可這一次同上次不同,畫的背麵什麽都沒有,之前曾經看到的引導形的兩幅畫如同人間蒸發了一般,沒有絲毫痕跡。
“難道被人調換了。”這個想法一出,雲溪腦袋裏就忍不住冒出兩個問號。
為什麽替換?怎麽做到的?
既然官府的人都知道密道的事了,將後麵的畫換掉又能怎樣呢?根本是沒有意義的事。
一個這麽大的畫,從門走都費勁,怎麽會悄摸摸的在無人發現的情況下被換掉呢?
雲溪快速來到茶幾邊,將在上麵的那個花瓶機關機關轉了轉,密道的門再次被開啟。
蘇仲忍不住的問:“可有什麽發現?”
“嗯,畫被人調換了。”雲溪回。
在場之人皆一驚。
唐子瑜見狀,連忙上前,拿出了各種各樣勘驗現場的工具,以此來查探藏在密道之中的細枝末節。
對方一邊仔細的查詢線索,雲溪借機說出自己的猜想:“有沒有可能,畫就是從這裏運輸出去的?”
唐子瑜搖搖頭,不太讚同這樣的觀點:“畫作這麽大一個,這裏通道狹小,若是從這條路帶出去,定會摩擦出痕跡,但這裏沒有留下什麽磨損的線索。”
雲溪來回徘徊,有點想不通,如果不是從密道運輸,還能從哪裏將畫作帶出去呢?
想著,她就再次來到了剛才的窗邊,她將身子縮了幾分,皺著眉向樓下看,卻瞧見了顧詞站在樓下。

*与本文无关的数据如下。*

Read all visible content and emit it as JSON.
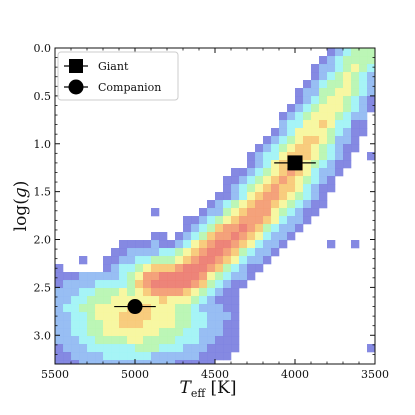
{
  "chart_data": {
    "type": "heatmap",
    "title": "",
    "xlabel": {
      "symbol": "T",
      "subscript": "eff",
      "unit": " [K]"
    },
    "ylabel": {
      "prefix": "log(",
      "symbol": "g",
      "suffix": ")"
    },
    "xlim": [
      5500,
      3500
    ],
    "ylim": [
      0.0,
      3.3
    ],
    "y_inverted": true,
    "x_inverted": true,
    "xticks": [
      5500,
      5000,
      4500,
      4000,
      3500
    ],
    "xtick_labels": [
      "5500",
      "5000",
      "4500",
      "4000",
      "3500"
    ],
    "yticks": [
      0.0,
      0.5,
      1.0,
      1.5,
      2.0,
      2.5,
      3.0
    ],
    "ytick_labels": [
      "0.0",
      "0.5",
      "1.0",
      "1.5",
      "2.0",
      "2.5",
      "3.0"
    ],
    "grid": false,
    "legend_position": "top-left",
    "colormap": [
      "#7b7fe0",
      "#8fb8f2",
      "#9ef3f5",
      "#b6f5b0",
      "#f6f69a",
      "#f7c873",
      "#f39a70",
      "#ec7a6e"
    ],
    "density_ridge": [
      {
        "teff": 3560,
        "logg": 0.0
      },
      {
        "teff": 3700,
        "logg": 0.4
      },
      {
        "teff": 3850,
        "logg": 0.8
      },
      {
        "teff": 4000,
        "logg": 1.2
      },
      {
        "teff": 4150,
        "logg": 1.55
      },
      {
        "teff": 4350,
        "logg": 1.9
      },
      {
        "teff": 4550,
        "logg": 2.2
      },
      {
        "teff": 4750,
        "logg": 2.45
      }
    ],
    "red_clump": {
      "teff": 4800,
      "logg": 2.45
    },
    "points": [
      {
        "name": "Giant",
        "marker": "square",
        "teff": 4000,
        "logg": 1.2,
        "teff_err": 130,
        "logg_err": 0.05
      },
      {
        "name": "Companion",
        "marker": "circle",
        "teff": 5000,
        "logg": 2.7,
        "teff_err": 130,
        "logg_err": 0.05
      }
    ]
  }
}
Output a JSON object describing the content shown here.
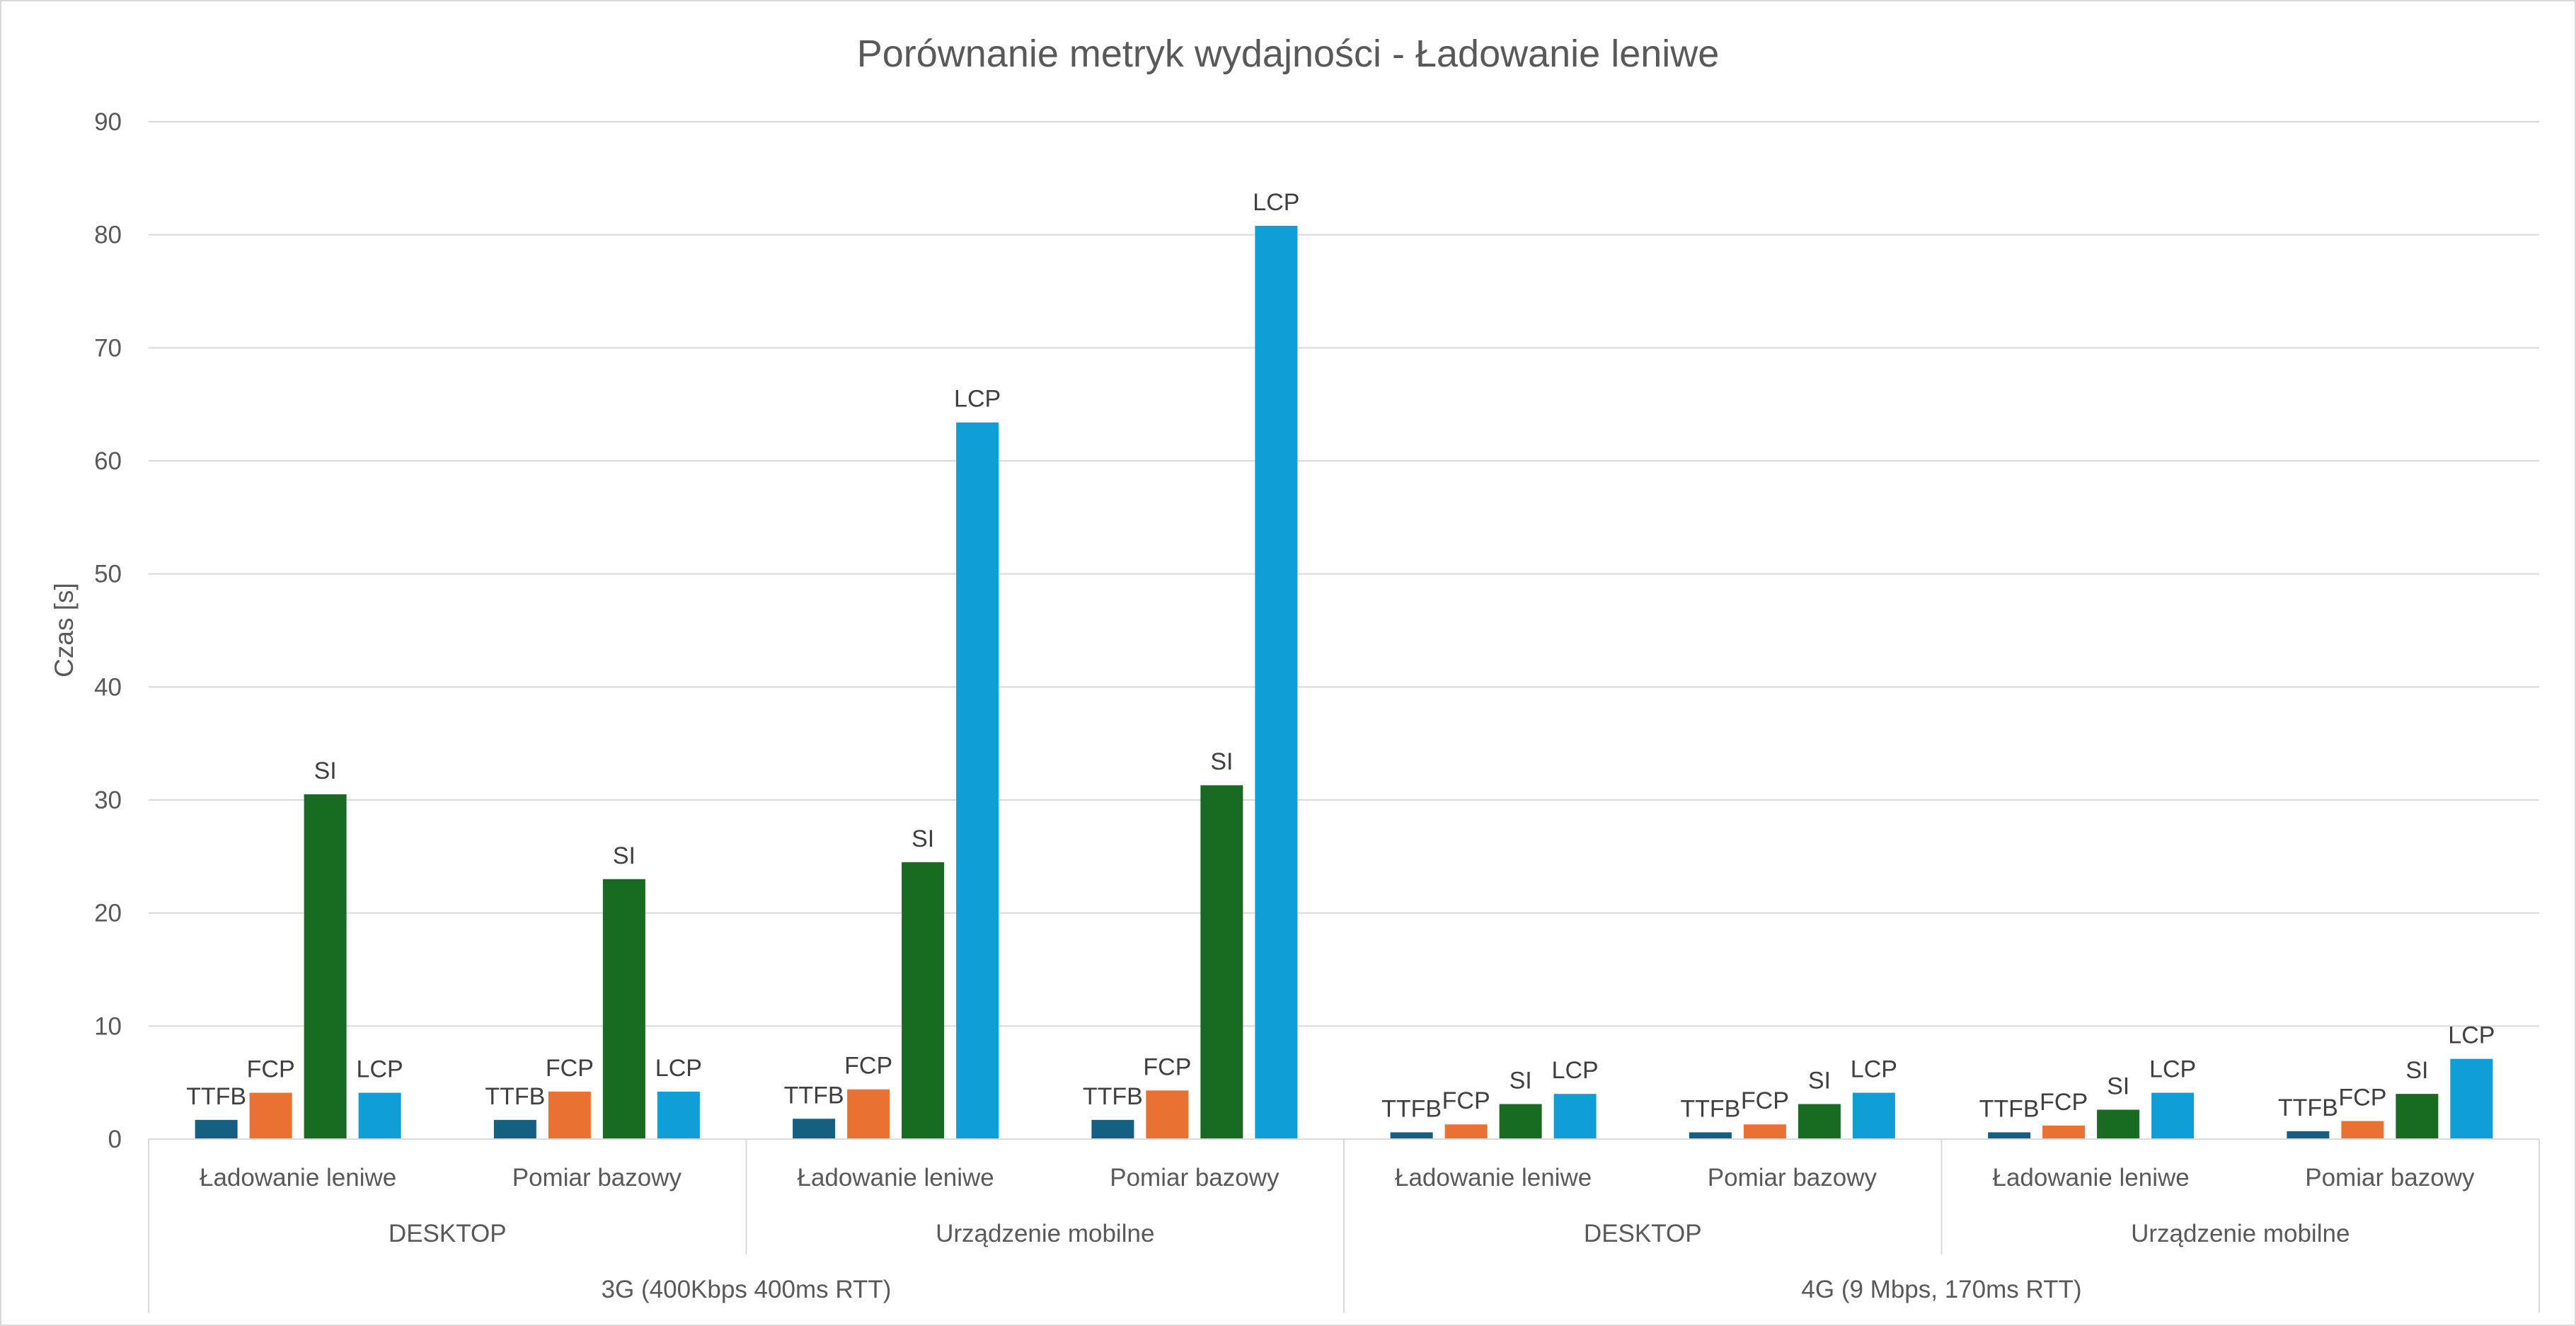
{
  "chart_data": {
    "type": "bar",
    "title": "Porównanie metryk wydajności - Ładowanie leniwe",
    "ylabel": "Czas [s]",
    "xlabel": "",
    "ylim": [
      0,
      90
    ],
    "yticks": [
      0,
      10,
      20,
      30,
      40,
      50,
      60,
      70,
      80,
      90
    ],
    "grid": true,
    "legend": "none",
    "series_order": [
      "TTFB",
      "FCP",
      "SI",
      "LCP"
    ],
    "colors": {
      "TTFB": "#156082",
      "FCP": "#E97132",
      "SI": "#196B24",
      "LCP": "#0F9ED5",
      "grid": "#d9d9d9",
      "text": "#595959"
    },
    "networks": [
      {
        "label": "3G (400Kbps 400ms RTT)",
        "devices": [
          {
            "label": "DESKTOP",
            "groups": [
              {
                "label": "Ładowanie leniwe",
                "values": {
                  "TTFB": 1.7,
                  "FCP": 4.1,
                  "SI": 30.5,
                  "LCP": 4.1
                }
              },
              {
                "label": "Pomiar bazowy",
                "values": {
                  "TTFB": 1.7,
                  "FCP": 4.2,
                  "SI": 23.0,
                  "LCP": 4.2
                }
              }
            ]
          },
          {
            "label": "Urządzenie mobilne",
            "groups": [
              {
                "label": "Ładowanie leniwe",
                "values": {
                  "TTFB": 1.8,
                  "FCP": 4.4,
                  "SI": 24.5,
                  "LCP": 63.4
                }
              },
              {
                "label": "Pomiar bazowy",
                "values": {
                  "TTFB": 1.7,
                  "FCP": 4.3,
                  "SI": 31.3,
                  "LCP": 80.8
                }
              }
            ]
          }
        ]
      },
      {
        "label": "4G (9 Mbps, 170ms RTT)",
        "devices": [
          {
            "label": "DESKTOP",
            "groups": [
              {
                "label": "Ładowanie leniwe",
                "values": {
                  "TTFB": 0.6,
                  "FCP": 1.3,
                  "SI": 3.1,
                  "LCP": 4.0
                }
              },
              {
                "label": "Pomiar bazowy",
                "values": {
                  "TTFB": 0.6,
                  "FCP": 1.3,
                  "SI": 3.1,
                  "LCP": 4.1
                }
              }
            ]
          },
          {
            "label": "Urządzenie mobilne",
            "groups": [
              {
                "label": "Ładowanie leniwe",
                "values": {
                  "TTFB": 0.6,
                  "FCP": 1.2,
                  "SI": 2.6,
                  "LCP": 4.1
                }
              },
              {
                "label": "Pomiar bazowy",
                "values": {
                  "TTFB": 0.7,
                  "FCP": 1.6,
                  "SI": 4.0,
                  "LCP": 7.1
                }
              }
            ]
          }
        ]
      }
    ]
  }
}
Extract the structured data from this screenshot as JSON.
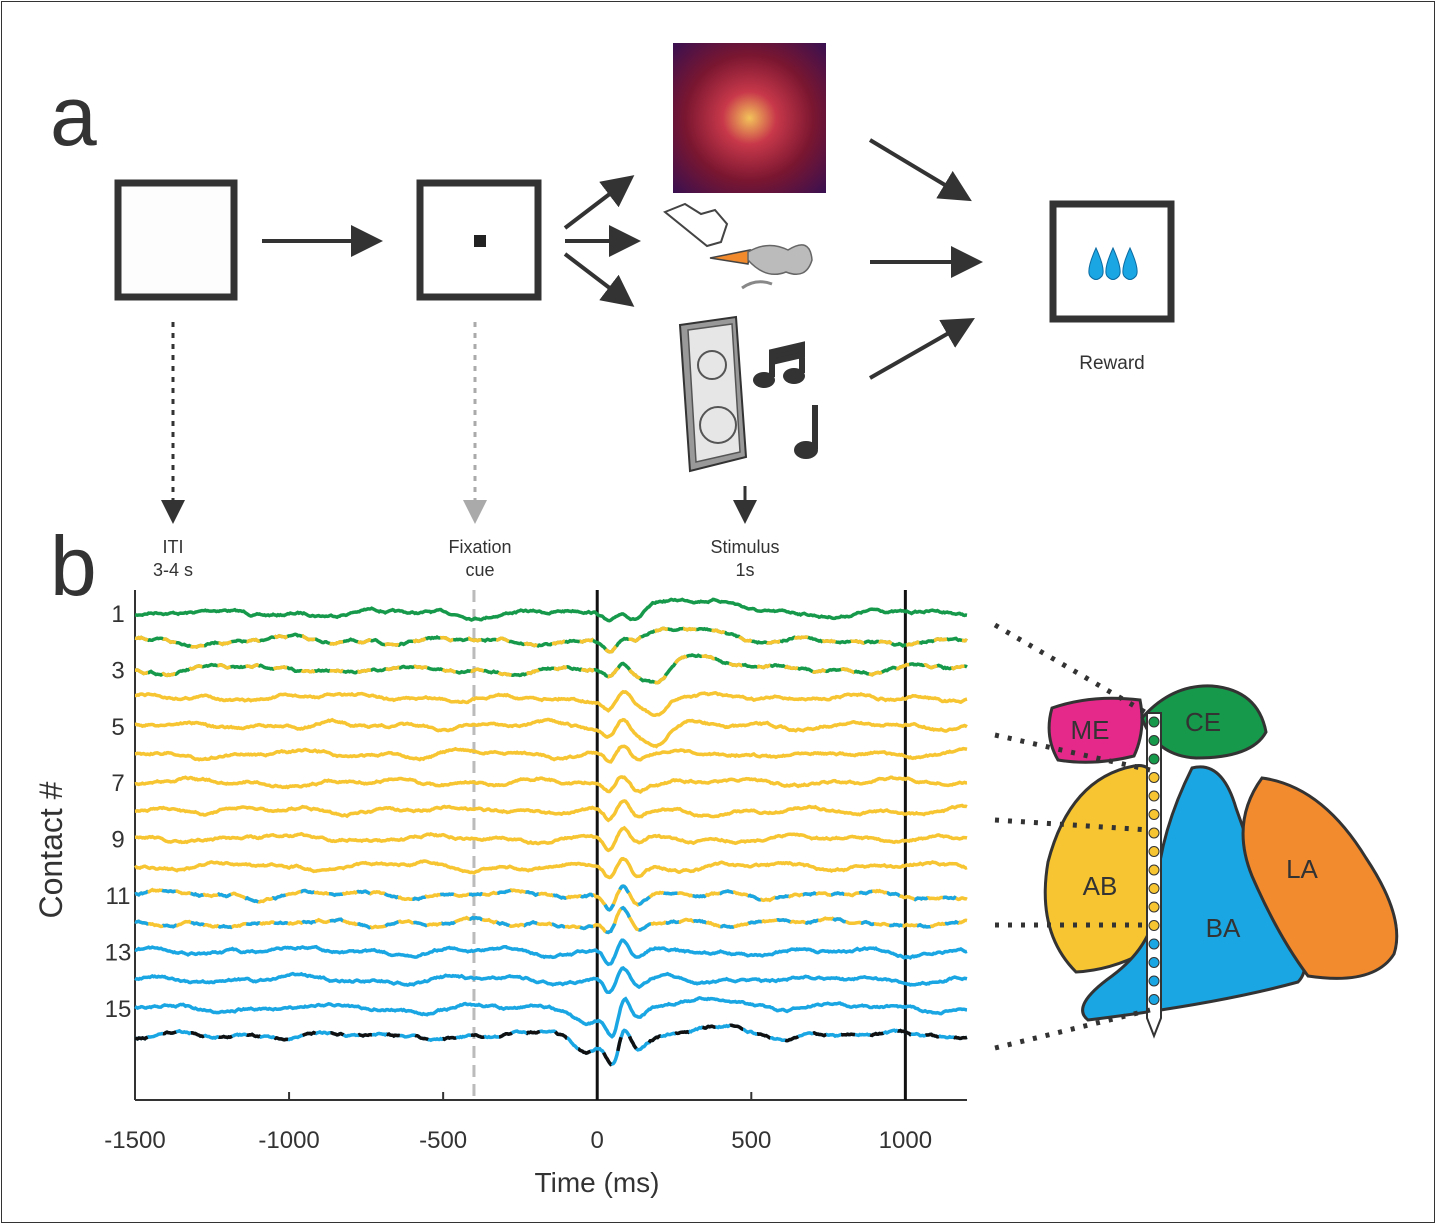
{
  "panel_a": {
    "label": "a",
    "iti": [
      "ITI",
      "3-4 s"
    ],
    "fixation": [
      "Fixation",
      "cue"
    ],
    "stimulus": [
      "Stimulus",
      "1s"
    ],
    "reward": "Reward"
  },
  "panel_b": {
    "label": "b",
    "xlabel": "Time (ms)",
    "ylabel": "Contact #",
    "xlim": [
      -1500,
      1200
    ],
    "xticks": [
      -1500,
      -1000,
      -500,
      0,
      500,
      1000
    ],
    "contact_ticks": [
      1,
      3,
      5,
      7,
      9,
      11,
      13,
      15
    ],
    "event_lines": [
      {
        "time": -400,
        "style": "dashed"
      },
      {
        "time": 0,
        "style": "solid"
      },
      {
        "time": 1000,
        "style": "solid"
      }
    ],
    "trace_colors": [
      [
        "#16994a"
      ],
      [
        "#16994a",
        "#f6c531"
      ],
      [
        "#16994a",
        "#f6c531"
      ],
      [
        "#f6c531"
      ],
      [
        "#f6c531"
      ],
      [
        "#f6c531"
      ],
      [
        "#f6c531"
      ],
      [
        "#f6c531"
      ],
      [
        "#f6c531"
      ],
      [
        "#f6c531"
      ],
      [
        "#f6c531",
        "#1aa6e2"
      ],
      [
        "#f6c531",
        "#1aa6e2"
      ],
      [
        "#1aa6e2"
      ],
      [
        "#1aa6e2"
      ],
      [
        "#1aa6e2"
      ],
      [
        "#1aa6e2",
        "#111111"
      ]
    ],
    "regions": [
      "ME",
      "CE",
      "AB",
      "BA",
      "LA"
    ]
  }
}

“你是何時下去的?”雲溪有些恍惚,難不成自己已經病入膏肓,走神如此嚴重了嗎,一個大活人下去這麽大個動靜自己都沒能瞧見。
“剛剛從正門下來的。”
顧詞漫不經心的言論,卻是正正指向雲溪腦中空缺的一塊。
如果說畫作不是從密道帶走的,也不可能是有人攜帶這麽大個東西翻窗而走,那剩一種可能性了。
“畫作的人是直接光明正大的從門外帶出去。”
蘇仲將視線移過來,看了一眼雲溪,低頭深思了片刻:“寺丞的推測沒錯,我們推斷了許多的可能性,也就隻剩下這一種可能了。”
王掌櫃像是剛剛跟上大家所講的內容,這纔想起來一個昨日的小疏忽。
“昨日在下家裏有事,就把這醉子樓的正門鑰匙給了手下的一個小廝,讓他晚上上鎖,不會是他晚上沒來得及上鎖給替換畫作的人可乘之機了吧。”
雲溪彷彿是終於找到了一條可用的線索,眸光一亮:“極有可能。”
蘇仲也緊接著問:“那人如今在哪?”
“就在樓下幫忙,我這就把他叫來。”王掌櫃連忙欠了欠身,邁著極速的步伐暫時離開。